Раввины бегут, падают, поднимаются, ранят себя о деревья и камни, безумные, ставшие безумными от страха. Они подобны убийцам, вновь оказавшимся перед лицом своей жертвы.
XII. Иоакиму и Марии, в Боцре.
27«Мария! Мария! Иоаким и Мария! Выйдите наружу!»
Двое, находящихся в тихой комнате, освещенной светильником, одна – сосредоточенная на шитье, другой – на произведении расчетов, поднимают головы и переглядываются… Иоаким, побелев от страха, шепчет: «Голос Рабби! Он доносится с того света…» Женщина испуганно прижимается к мужу.
Но зов повторяется, и двое, держась поближе друг к другу, чтобы набраться мужества, отваживаются выйти и двинуться в направлении голоса.
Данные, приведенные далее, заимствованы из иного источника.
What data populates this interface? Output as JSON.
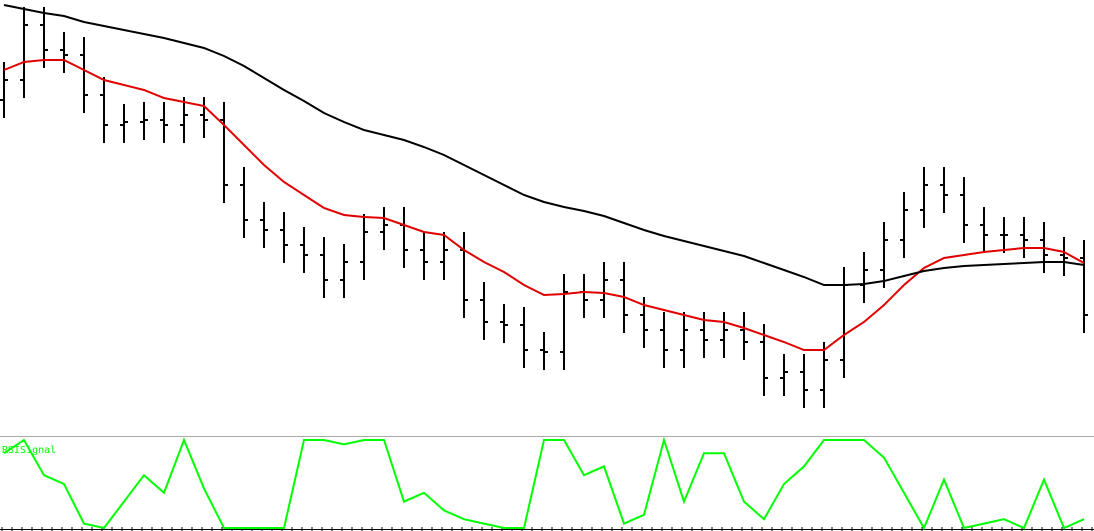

В саду, освещенном серпом молодой луны, находится Иисус, сияющий светом, превосходящим свет многих лун. Свет окружает Его, делая Его Богом. Нежнейшая улыбка и ласковый взгляд делают Его Человеком: «Пойдите и скажите тем, кто в Боцре, что видели Меня живого и настоящего. А ты, Иоаким, расскажи об этом на Фаворе тем, кто собрался там». Он благословляет их. Исчезает.
«Это же был Он! Это не было сном! Я… Завтра иду в Галилею. Он сказал: на Фавор, правильно?..»
XIII. Марии Иаковлевой, в Эфраиме.
28Женщина собирается замесить теста, чтобы испечь хлеба. Оборачивается, услышав, что ее зовут, и видит Иисуса. Падает лицом на землю, простирая руки в безмолвном поклонении, несколько напуганная.
Иисус говорит: «Расскажешь всем, что видела Меня, и что Я разговаривал с тобой. Над Господом не властна могила. Я воскрес на третий день, как и предсказывал. Вы, идущие Моим путем, подвизайтесь и не допускайте, чтобы вас обольстили речи тех, кто распинал Меня. С тобою Мой мир».
XIV. Синтике, в Антиохии.
29Синтика собирает дорожную сумку. Уже вечер, поскольку на столе, возле женщины, занятой складыванием одежды, зажжен дрожащий огонек весьма относительной яркости.
Комната ярко освещается, и Синтика удивленно поднимает глаза – посмотреть, что случилось, откуда идет этот свет, такой яркий в этой совершенно закрытой комнате. Но еще прежде, чем она успевает увидеть, Иисус упреждает ее: «Это Я. Не пугайся. Я являл Себя многим, чтобы утвердить их в вере. Вот и тебе являюсь, послушная и верная ученица. Я воскрес. Видишь? Я больше не страдаю. Почему ты плачешь?»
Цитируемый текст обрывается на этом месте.